UW scientist to lead upcoming NASA field study of East Coast snowstorms
Snowstorms can wreak havoc across the United States, but especially on the East Coast. Snow is the least-understood form of precipitation, with major snowstorms among the most difficult weather events to forecast. Yet people rely on these forecasts to stay safe, plan travel routes and decide whether to close schools or businesses.
To better understand large, disruptive snowstorms, a University of Washington atmospheric scientist will lead a NASA field campaign this winter to fly through major snowstorms along the East Coast. The multi-institutional team will observe snow as it forms in clouds to help with satellite monitoring of snowfall and ultimately improve forecasts.
“In a big snowstorm, the snow is not evenly distributed. Some places really get hammered, but others, even close by, don’t get nearly as much. We want to understand the processes behind that,” said principal investigator Lynn McMurdie, a UW research associate professor of atmospheric sciences.
The NASA Investigation of Microphysics and Precipitation for Atlantic Coast-Threatening Storms, or IMPACTS campaign, will be based at NASA’s Wallops Flight Facility on the Virginia coast. The six-week campaign runs Jan. 15 through late February 2020, with additional campaigns in the same region in the winters of 2021 and 2022.
“Winter clouds contain regions that generate more snow, called snow bands,” McMurdie said. “We hope to understand why these snow bands form, and how they evolve with the developing storm. If we can understand the processes in the clouds, we can better predict how they distribute snowfall to us on the ground.”
IMPACTS is the first field campaign to study East Coast snowstorms in 30 years, and the most comprehensive study of Northeast snowstorms to date.
McMurdie led a previous NASA field campaign in 2015 that measured rain and snow over Washington state’s Olympic Peninsula. That effort focused mostly on rain over mountainous terrain; this one will focus on snow, and over relatively flatter terrain. On the Eastern Seaboard, the combination of cold air from Canada and moisture from the Atlantic Ocean can produce major snowstorms that stretch from Georgia to Maine.
“Over the course of three years, we need at least six good storms,” McMurdie said. “We expect far more, but they might not be good storms. And we want some redundancy to make sure we have all the instruments working during those events and to sample of a variety of storm intensities.”
Two aircraft will collect observations. One is the high-flying ER-2 that flies at 20 kilometers (12 miles) altitude. A single specialized pilot wears a spacesuit and carries oxygen, and the plane’s broad wings let it fly through thinner air. That aircraft will collect large-scale observations from above the clouds.
“The instruments on the ER-2 will be the same as the ones flown on satellites,” McMurdie said. “But the airplane is closer to Earth and we can tell it where to go, so we can sample regions over and over again.”
The second aircraft is a P-3 research aircraft that will travel through the clouds, lower than commercial planes, for a bumpier flight that offers a close-up view of snow particles. Instruments on board will monitor exactly what types of snow is forming and falling from the clouds. The P-3 will also drop balloons over the ocean that carry a box of instruments to measure temperature, humidity and winds.

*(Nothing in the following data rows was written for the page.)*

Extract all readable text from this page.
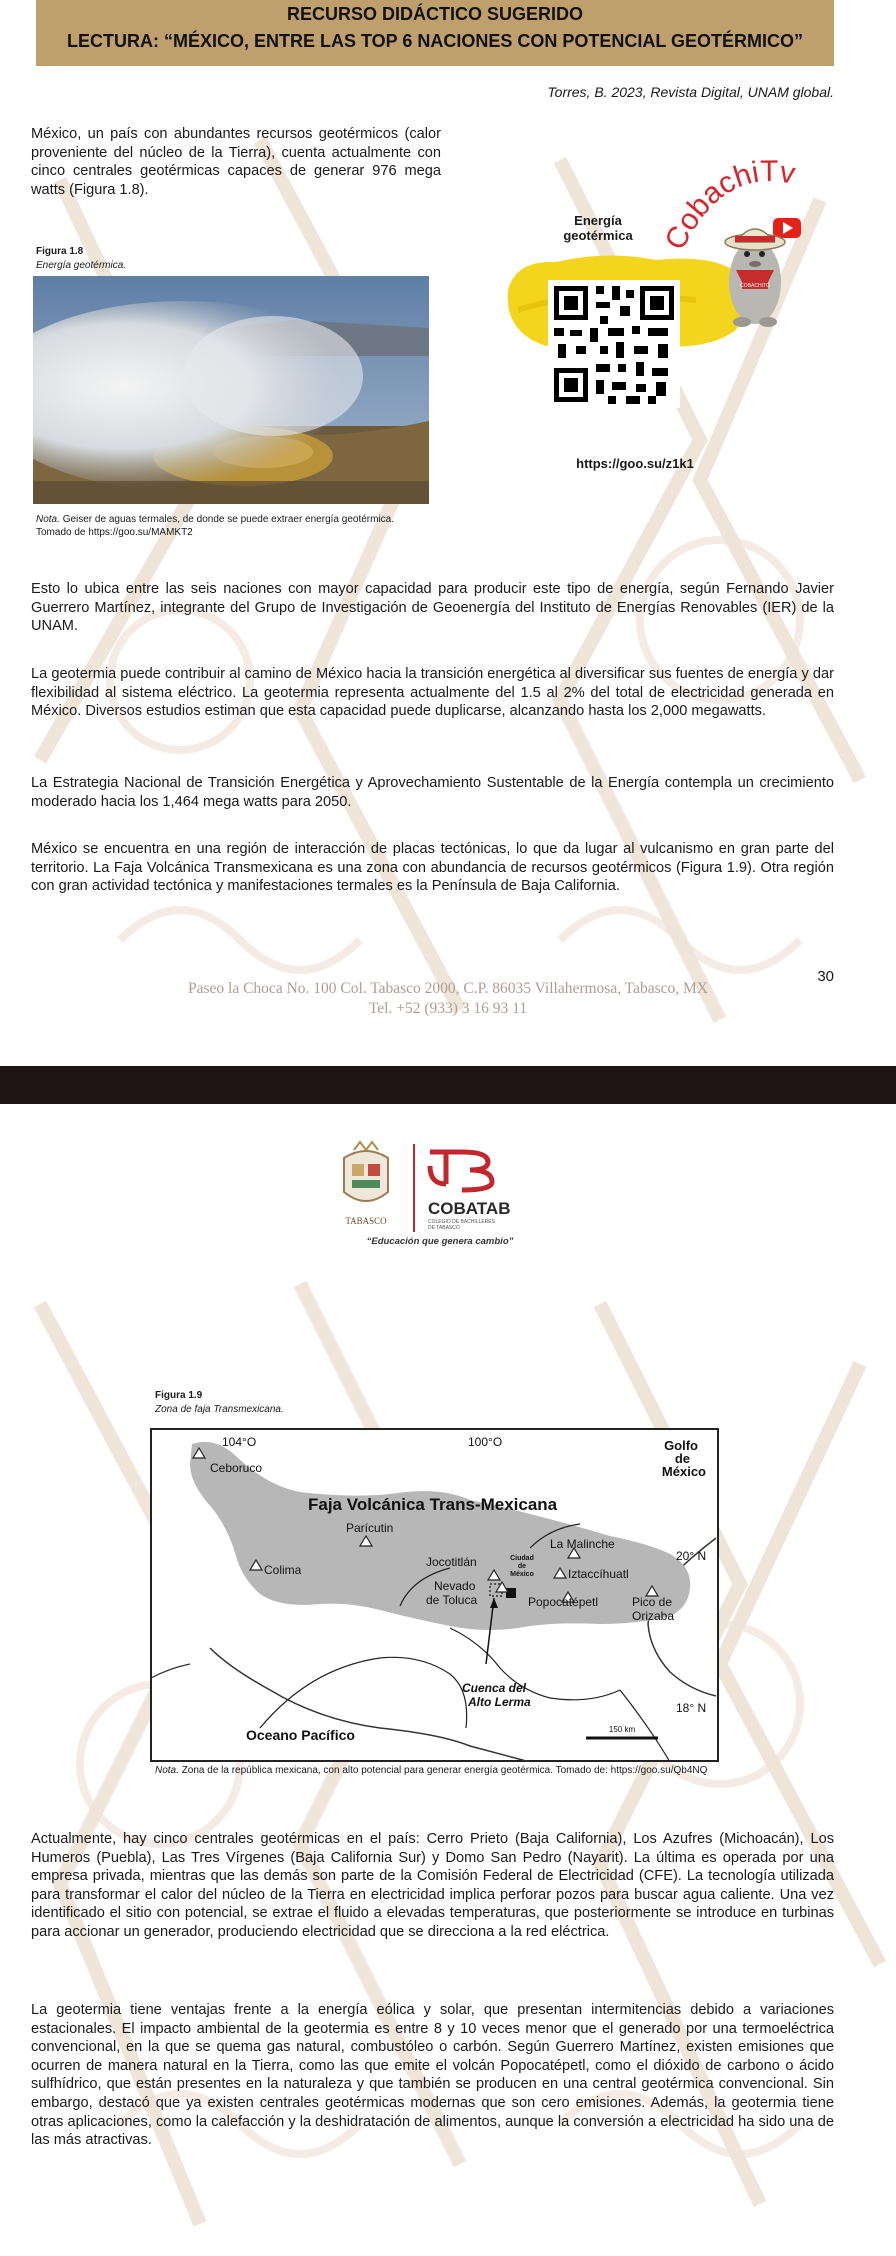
RECURSO DIDÁCTICO SUGERIDO
LECTURA: “MÉXICO, ENTRE LAS TOP 6 NACIONES CON POTENCIAL GEOTÉRMICO”
Torres, B. 2023, Revista Digital, UNAM global.

México, un país con abundantes recursos geotérmicos (calor proveniente del núcleo de la Tierra), cuenta actualmente con cinco centrales geotérmicas capaces de generar 976 mega watts (Figura 1.8).

Figura 1.8
Energía geotérmica.
Nota. Geiser de aguas termales, de donde se puede extraer energía geotérmica. Tomado de https://goo.su/MAMKT2
Energía
geotérmica CobachiTv
COBACHITO
https://goo.su/z1k1

Esto lo ubica entre las seis naciones con mayor capacidad para producir este tipo de energía, según Fernando Javier Guerrero Martínez, integrante del Grupo de Investigación de Geoenergía del Instituto de Energías Renovables (IER) de la UNAM.

La geotermia puede contribuir al camino de México hacia la transición energética al diversificar sus fuentes de energía y dar flexibilidad al sistema eléctrico. La geotermia representa actualmente del 1.5 al 2% del total de electricidad generada en México. Diversos estudios estiman que esta capacidad puede duplicarse, alcanzando hasta los 2,000 megawatts.

La Estrategia Nacional de Transición Energética y Aprovechamiento Sustentable de la Energía contempla un crecimiento moderado hacia los 1,464 mega watts para 2050.

México se encuentra en una región de interacción de placas tectónicas, lo que da lugar al vulcanismo en gran parte del territorio. La Faja Volcánica Transmexicana es una zona con abundancia de recursos geotérmicos (Figura 1.9). Otra región con gran actividad tectónica y manifestaciones termales es la Península de Baja California.

Paseo la Choca No. 100 Col. Tabasco 2000, C.P. 86035 Villahermosa, Tabasco, MX
Tel. +52 (933) 3 16 93 11
30
TABASCO
COBATAB
COLEGIO DE BACHILLERES
DE TABASCO
“Educación que genera cambio”
Figura 1.9
Zona de faja Transmexicana.
104°O	100°O	Golfo
de
México
Faja Volcánica Trans-Mexicana
20° N
18° N
Oceano Pacífico	150 km
Ceboruco
Colima
Parícutin
Jocotitlán
Nevado
de Toluca
Ciudad
de
México
La Malinche
Iztaccíhuatl
Popocatépetl	Pico de
Orizaba
Cuenca del
Alto Lerma
Nota. Zona de la república mexicana, con alto potencial para generar energía geotérmica. Tomado de: https://goo.su/Qb4NQ

Actualmente, hay cinco centrales geotérmicas en el país: Cerro Prieto (Baja California), Los Azufres (Michoacán), Los Humeros (Puebla), Las Tres Vírgenes (Baja California Sur) y Domo San Pedro (Nayarit). La última es operada por una empresa privada, mientras que las demás son parte de la Comisión Federal de Electricidad (CFE). La tecnología utilizada para transformar el calor del núcleo de la Tierra en electricidad implica perforar pozos para buscar agua caliente. Una vez identificado el sitio con potencial, se extrae el fluido a elevadas temperaturas, que posteriormente se introduce en turbinas para accionar un generador, produciendo electricidad que se direcciona a la red eléctrica.

La geotermia tiene ventajas frente a la energía eólica y solar, que presentan intermitencias debido a variaciones estacionales. El impacto ambiental de la geotermia es entre 8 y 10 veces menor que el generado por una termoeléctrica convencional, en la que se quema gas natural, combustóleo o carbón. Según Guerrero Martínez, existen emisiones que ocurren de manera natural en la Tierra, como las que emite el volcán Popocatépetl, como el dióxido de carbono o ácido sulfhídrico, que están presentes en la naturaleza y que también se producen en una central geotérmica convencional. Sin embargo, destacó que ya existen centrales geotérmicas modernas que son cero emisiones. Además, la geotermia tiene otras aplicaciones, como la calefacción y la deshidratación de alimentos, aunque la conversión a electricidad ha sido una de las más atractivas.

Snow is a challenge to detect from space because satellite models assume that the snow crystal is a simple geometrical shape, which isn’t realistic. The most famous form of snow, snowflakes, are especially tricky to image from space. The lower aircraft includes instruments that can image individual flakes from two angles, to capture them head-on and in profile.
“Snow can be hundreds of different shapes, which is not easy to do mathematically,” McMurdie said. “The geometry alone is enough to put you through a tizzy. To assume your snow looks like round things is not what happens in the sky.”
The P-3, which was outfitted in November with the instruments it will carry during this campaign, will be based in Virginia. The high-flying ER-2 will be based in Georgia, outside the storm centers for easier takeoff and landing. The team hopes to observe storms around New York State including Long Island, where partners are collecting ground observations. The final flight routes will depend on the storm paths that nature delivers.
In the days leading up to a promising storm, the mission scientists will map out the flight paths. Depending on how far the storm is from Wallops Flight Facility, which determines the travel time to the storm, the aircraft can collect observations for four to six hours. The campaign also will use ground instruments and balloons to help complete the picture.
The observations will be used to study how snowstorms evolve and improve satellite observations of snowfall.
“I just love winter storms, they’ve always fascinated me. So it’s very exciting to find out how they work, and how snow gets distributed the way it does,” McMurdie said.
Other collaborators include NASA’s Goddard, Marshall and Langley centers; the National Oceanic and Atmospheric Administration and the National Weather Service, National Center for Atmospheric Research, Stony Brook University, which is conducting ground-based monitoring; North Carolina State University; University of Illinois at Urbana Champaign, which also will conduct ground-based observations; Pennsylvania State University; and the University of Oklahoma.